Whew. Where to start.
So the whole checking back for changes...yeah that's kind of been put on hold.
Life around here has been interesting. I had a second interview with a job last week that I was for sure was mine. Friday afternoon....not so good. Got the call with the typical, "We really liked you. You interview great, but we're giving the job to someone else. I know you'll find something. Can I keep your information for if things change?"
I know you'll find something....No, you don't. I don't think this person realized how long I've been looking. I've been looking and keeping my eyes out since I started the job I hated at the hospital. I've been activly looking since the end of August/beginning of September.
Between the economy and me not having a job, there are many nights around here where I wish I could just sleep for a little bit to forget about it all, but I can't. (hence the reason I'm posting at 5 am).

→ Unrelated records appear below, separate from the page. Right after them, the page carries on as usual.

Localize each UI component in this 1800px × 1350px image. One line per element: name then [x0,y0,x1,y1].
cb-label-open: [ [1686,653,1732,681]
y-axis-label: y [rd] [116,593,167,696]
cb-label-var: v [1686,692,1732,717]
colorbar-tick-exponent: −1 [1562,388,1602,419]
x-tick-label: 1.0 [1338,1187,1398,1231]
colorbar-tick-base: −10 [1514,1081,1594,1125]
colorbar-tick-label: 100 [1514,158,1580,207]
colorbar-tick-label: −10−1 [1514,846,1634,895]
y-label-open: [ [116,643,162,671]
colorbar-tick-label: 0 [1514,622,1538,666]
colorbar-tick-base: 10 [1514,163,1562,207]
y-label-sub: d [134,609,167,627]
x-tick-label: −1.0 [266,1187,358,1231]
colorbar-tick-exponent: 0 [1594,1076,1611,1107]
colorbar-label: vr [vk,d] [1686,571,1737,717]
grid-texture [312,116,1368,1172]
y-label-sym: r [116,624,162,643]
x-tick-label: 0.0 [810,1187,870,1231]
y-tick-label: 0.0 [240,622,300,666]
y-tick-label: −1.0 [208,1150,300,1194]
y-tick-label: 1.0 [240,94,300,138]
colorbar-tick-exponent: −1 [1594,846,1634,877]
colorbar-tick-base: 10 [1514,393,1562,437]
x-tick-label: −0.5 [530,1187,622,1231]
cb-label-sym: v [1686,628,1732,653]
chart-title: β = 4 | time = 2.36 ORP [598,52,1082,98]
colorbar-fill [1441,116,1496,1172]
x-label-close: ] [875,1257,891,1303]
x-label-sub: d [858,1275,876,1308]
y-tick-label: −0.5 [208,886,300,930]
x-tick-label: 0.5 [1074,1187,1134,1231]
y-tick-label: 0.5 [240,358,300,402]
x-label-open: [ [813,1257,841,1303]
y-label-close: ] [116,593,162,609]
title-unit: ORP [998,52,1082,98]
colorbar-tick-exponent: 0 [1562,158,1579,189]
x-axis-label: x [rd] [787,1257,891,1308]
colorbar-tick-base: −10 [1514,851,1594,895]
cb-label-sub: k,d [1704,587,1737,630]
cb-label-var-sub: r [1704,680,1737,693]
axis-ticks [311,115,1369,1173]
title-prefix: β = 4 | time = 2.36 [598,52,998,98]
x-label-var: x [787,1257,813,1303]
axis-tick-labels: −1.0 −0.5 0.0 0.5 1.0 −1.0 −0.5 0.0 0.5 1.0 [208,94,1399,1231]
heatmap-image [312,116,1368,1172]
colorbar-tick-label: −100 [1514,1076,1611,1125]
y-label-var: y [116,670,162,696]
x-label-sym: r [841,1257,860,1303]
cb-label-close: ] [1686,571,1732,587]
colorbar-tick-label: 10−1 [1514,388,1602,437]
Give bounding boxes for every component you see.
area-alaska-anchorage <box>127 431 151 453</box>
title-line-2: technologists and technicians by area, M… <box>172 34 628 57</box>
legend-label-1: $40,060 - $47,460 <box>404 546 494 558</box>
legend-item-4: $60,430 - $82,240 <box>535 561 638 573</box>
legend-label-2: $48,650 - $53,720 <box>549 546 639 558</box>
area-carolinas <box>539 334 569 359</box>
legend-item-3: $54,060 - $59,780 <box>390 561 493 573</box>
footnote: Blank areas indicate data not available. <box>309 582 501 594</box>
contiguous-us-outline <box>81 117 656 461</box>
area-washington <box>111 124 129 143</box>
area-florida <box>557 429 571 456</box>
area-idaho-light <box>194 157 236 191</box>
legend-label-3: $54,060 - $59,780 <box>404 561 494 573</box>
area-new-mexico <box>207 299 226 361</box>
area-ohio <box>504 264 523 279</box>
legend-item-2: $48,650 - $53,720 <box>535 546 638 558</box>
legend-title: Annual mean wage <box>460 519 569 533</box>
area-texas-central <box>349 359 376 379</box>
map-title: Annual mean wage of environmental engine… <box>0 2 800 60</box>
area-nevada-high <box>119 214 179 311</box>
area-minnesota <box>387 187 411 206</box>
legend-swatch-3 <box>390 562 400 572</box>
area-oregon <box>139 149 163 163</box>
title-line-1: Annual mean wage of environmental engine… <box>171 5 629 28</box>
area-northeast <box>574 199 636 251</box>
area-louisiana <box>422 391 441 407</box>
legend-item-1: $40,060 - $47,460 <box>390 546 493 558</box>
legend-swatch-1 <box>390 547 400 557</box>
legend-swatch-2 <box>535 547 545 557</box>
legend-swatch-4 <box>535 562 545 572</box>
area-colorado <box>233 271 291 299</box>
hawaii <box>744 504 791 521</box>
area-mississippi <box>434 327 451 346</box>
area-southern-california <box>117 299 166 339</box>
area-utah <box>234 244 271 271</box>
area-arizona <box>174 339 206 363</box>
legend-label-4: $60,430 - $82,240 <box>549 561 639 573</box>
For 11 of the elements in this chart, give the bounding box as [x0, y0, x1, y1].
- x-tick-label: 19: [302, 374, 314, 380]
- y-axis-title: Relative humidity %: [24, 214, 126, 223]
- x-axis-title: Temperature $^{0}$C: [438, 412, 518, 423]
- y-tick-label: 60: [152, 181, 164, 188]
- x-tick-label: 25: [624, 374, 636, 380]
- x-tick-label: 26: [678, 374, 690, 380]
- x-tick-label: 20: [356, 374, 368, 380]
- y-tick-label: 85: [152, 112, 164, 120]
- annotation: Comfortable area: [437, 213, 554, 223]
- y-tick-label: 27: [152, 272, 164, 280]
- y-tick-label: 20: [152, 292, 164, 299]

We're at the point of looking in different states and comparing living costs vs. salaries to see if even moving would help at all.
It seems to be that if I were an accountant, engineer or a nurse I could have my pick of jobs in my pick of loactions. However, I'm not one of those things. What it comes down to is that I'm either over qualified because I graduated High School and no one wants to pay more than minimum wage, or I'm under qualified beacuse I don't have a masters.
Prayer, that's all I can do....when I'm able.
Depression has really started to kick in as even though my head knows it's not my fault, I can't help but feel like it is. I'm really trying not to take it out on the family, but I'm not perfect by any definition of the word. I just don't want to loose what we've worked so hard to gain.
...and it looks as if that's a possibility.